Critics like to describe contemporary film culture as “post-cinematic”: In a process of “relocation,” film has migrated to sites that cannot be fully understood through the dispositif of cinema alone, circulating instead in a variety of social and cultural arenas. New forms of moving image production beyond the standard feature film are (and have long been) emerging – from “amateur” video clips on YouTube to long-form “quality” television shows. Film, especially in these new configurations, functions as an important reference for theater, the visual arts and literature. The term “post-cinema” designates the stakes for film theory: It opens up a perspective beyond the narrative of loss and mourning for a specificity of the medium, which is tied to the dispositif of cinema, the indexical nature of the photographic image, and a canon that has also been called into question.
Rather than merely retelling this narrative of supposed loss, the loss of medium specificity, the Graduate Research Training Program “Configurations of Film” will address the question of what comes after the “post-cinematic condition.” How can we move beyond the aesthetic and ontological primacy of the triad of dispositif, index and canon in our thinking about film? What are the alternatives to the established dichotomies of film study, from “theatrical vs. non-theatrical” and “artistic vs. non-artistic” to “canonical vs. noncanonical” and “center vs. periphery?”
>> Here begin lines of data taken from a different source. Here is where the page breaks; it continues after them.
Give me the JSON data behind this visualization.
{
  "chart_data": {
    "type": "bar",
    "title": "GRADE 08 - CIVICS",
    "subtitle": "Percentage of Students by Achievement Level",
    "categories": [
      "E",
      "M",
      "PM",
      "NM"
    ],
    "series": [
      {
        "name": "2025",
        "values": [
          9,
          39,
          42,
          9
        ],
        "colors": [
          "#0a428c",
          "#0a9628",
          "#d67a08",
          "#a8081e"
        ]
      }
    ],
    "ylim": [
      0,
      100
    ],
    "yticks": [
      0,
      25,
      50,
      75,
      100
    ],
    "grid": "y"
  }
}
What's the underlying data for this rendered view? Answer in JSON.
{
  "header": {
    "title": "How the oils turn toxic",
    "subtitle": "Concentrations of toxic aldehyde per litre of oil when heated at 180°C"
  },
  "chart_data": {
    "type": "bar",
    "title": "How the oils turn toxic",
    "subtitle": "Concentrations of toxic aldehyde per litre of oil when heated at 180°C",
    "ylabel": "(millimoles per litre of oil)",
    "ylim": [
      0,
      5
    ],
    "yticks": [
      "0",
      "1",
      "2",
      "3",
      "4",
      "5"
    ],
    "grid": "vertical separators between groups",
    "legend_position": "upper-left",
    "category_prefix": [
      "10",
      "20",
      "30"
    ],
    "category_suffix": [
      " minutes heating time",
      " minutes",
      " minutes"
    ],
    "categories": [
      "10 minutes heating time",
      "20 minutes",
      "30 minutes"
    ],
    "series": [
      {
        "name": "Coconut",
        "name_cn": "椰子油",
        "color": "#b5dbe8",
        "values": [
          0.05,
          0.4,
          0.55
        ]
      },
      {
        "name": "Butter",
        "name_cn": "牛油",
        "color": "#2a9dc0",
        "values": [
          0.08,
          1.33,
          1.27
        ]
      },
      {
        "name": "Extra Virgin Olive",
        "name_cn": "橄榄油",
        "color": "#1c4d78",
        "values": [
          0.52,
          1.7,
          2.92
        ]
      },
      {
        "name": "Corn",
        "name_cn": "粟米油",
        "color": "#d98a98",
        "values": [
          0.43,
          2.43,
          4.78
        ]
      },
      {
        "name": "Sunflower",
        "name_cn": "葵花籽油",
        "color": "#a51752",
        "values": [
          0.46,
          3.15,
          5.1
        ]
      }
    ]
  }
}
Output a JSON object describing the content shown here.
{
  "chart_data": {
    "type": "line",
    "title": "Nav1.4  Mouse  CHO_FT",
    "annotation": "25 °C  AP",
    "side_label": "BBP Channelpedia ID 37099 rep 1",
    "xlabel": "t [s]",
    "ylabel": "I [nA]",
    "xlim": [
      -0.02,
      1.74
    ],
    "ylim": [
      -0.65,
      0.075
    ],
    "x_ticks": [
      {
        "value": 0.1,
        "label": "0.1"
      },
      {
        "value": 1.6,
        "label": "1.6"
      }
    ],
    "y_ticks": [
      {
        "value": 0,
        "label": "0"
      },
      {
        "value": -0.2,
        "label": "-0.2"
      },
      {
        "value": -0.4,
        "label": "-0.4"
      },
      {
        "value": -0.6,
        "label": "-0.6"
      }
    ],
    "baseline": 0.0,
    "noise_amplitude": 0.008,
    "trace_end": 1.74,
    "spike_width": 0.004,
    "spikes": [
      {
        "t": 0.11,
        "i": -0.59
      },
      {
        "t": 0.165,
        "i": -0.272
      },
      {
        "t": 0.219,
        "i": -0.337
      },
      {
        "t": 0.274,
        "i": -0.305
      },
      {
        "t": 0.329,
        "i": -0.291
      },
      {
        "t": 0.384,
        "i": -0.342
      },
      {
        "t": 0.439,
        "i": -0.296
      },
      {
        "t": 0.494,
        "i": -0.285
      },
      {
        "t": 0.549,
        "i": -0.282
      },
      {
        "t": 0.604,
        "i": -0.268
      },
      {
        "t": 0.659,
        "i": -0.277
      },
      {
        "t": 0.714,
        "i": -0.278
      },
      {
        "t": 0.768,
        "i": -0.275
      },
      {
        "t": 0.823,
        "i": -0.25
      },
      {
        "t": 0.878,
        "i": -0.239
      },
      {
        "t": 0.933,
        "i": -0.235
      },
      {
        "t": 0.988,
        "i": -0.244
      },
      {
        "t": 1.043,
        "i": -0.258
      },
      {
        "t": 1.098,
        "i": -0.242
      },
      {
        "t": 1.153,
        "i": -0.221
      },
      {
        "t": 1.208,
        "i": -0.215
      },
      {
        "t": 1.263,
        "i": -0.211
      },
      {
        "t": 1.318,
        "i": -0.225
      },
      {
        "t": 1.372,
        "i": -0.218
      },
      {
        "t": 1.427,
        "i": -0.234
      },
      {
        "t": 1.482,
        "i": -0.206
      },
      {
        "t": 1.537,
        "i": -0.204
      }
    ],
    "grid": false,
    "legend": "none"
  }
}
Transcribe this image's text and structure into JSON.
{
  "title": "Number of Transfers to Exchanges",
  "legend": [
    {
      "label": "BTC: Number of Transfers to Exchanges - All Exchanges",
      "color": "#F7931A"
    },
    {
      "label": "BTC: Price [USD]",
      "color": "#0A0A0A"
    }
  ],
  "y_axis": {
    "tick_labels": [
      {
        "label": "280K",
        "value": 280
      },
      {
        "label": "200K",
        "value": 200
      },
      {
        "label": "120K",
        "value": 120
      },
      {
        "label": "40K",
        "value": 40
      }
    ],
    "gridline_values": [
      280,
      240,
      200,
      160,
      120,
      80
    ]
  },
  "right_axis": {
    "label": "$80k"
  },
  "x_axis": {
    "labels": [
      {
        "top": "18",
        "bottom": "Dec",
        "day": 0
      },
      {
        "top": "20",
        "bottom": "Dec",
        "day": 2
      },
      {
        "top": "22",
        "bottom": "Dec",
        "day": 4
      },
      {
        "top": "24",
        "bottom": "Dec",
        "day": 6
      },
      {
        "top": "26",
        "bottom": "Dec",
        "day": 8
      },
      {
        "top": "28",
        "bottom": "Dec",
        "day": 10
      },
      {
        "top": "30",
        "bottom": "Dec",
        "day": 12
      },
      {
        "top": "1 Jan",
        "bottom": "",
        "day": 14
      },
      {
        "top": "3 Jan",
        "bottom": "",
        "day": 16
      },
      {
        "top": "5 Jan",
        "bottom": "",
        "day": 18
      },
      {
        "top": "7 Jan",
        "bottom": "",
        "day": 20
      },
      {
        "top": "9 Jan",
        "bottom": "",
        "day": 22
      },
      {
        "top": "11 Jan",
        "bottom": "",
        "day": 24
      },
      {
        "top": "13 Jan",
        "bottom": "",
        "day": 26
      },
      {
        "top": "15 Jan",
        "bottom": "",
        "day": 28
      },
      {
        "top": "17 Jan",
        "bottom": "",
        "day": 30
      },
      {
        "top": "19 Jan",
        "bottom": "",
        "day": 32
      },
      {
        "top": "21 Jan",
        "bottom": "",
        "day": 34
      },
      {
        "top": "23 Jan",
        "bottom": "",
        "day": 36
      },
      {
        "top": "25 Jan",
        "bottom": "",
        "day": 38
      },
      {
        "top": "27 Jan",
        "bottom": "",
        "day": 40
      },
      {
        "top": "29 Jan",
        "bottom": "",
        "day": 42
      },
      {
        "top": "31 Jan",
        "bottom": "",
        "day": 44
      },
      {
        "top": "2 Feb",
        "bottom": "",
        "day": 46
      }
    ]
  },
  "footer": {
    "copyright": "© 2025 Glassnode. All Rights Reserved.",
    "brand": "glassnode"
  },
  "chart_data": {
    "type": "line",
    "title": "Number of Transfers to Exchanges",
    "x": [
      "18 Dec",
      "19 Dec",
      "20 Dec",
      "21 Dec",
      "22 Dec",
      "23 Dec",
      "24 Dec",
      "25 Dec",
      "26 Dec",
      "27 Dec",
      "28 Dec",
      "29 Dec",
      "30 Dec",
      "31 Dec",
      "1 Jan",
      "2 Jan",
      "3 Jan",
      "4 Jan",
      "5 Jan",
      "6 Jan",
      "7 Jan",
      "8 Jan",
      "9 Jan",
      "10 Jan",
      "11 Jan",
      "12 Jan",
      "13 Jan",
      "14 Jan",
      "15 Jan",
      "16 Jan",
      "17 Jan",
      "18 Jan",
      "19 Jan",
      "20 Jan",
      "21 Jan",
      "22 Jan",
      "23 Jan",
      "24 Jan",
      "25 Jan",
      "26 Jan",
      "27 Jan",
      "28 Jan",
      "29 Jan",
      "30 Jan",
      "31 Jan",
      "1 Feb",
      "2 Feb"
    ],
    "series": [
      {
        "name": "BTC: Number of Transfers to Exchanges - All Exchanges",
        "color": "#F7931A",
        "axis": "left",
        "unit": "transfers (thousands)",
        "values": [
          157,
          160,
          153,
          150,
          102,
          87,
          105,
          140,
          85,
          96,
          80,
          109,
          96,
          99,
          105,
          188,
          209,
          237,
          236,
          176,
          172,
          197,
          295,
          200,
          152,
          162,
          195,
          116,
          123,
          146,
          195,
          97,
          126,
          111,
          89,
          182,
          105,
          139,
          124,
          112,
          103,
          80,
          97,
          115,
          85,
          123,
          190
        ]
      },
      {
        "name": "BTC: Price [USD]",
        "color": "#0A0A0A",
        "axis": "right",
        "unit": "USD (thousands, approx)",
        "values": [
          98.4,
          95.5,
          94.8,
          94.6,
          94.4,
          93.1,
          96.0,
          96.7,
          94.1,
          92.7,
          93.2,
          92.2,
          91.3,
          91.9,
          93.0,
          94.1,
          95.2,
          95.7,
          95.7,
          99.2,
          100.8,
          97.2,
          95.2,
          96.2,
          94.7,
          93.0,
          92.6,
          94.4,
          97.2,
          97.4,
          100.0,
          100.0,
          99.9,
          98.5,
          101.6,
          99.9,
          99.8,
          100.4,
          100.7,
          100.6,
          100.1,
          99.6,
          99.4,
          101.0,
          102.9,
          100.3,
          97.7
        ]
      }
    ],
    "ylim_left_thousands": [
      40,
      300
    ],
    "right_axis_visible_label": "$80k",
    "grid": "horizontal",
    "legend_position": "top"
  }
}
The aim of the Kolleg is to train excellent PhD students who will ultimately contribute toward the development of new, productive research paradigms for the next generation of film and media scholars. The program combines approaches from American Studies, Film Studies, Media Studies, Musicology, Philosophy and Theater Studies at the Goethe University, Frankfurt, and brings the neighboring universities of Mainz, Marburg and Mannheim as well as the Hochschule für Gestaltung Offenbach am Main (University of Art and Design) into the scholarly network. It builds on three master programs at Goethe University as well as on long-standing collaborative projects and efforts among the participating senior researchers. PhD students in the program will benefit from world-class library holdings at the Goethe University, Frankfurt and the German National Library, as well as from affiliations with the German Film Institute and the Friedrich Wilhelm Murnau Foundation in Wiesbaden. In addition, the Kolleg collaborates with the film studies departments at Yale University and Concordia University.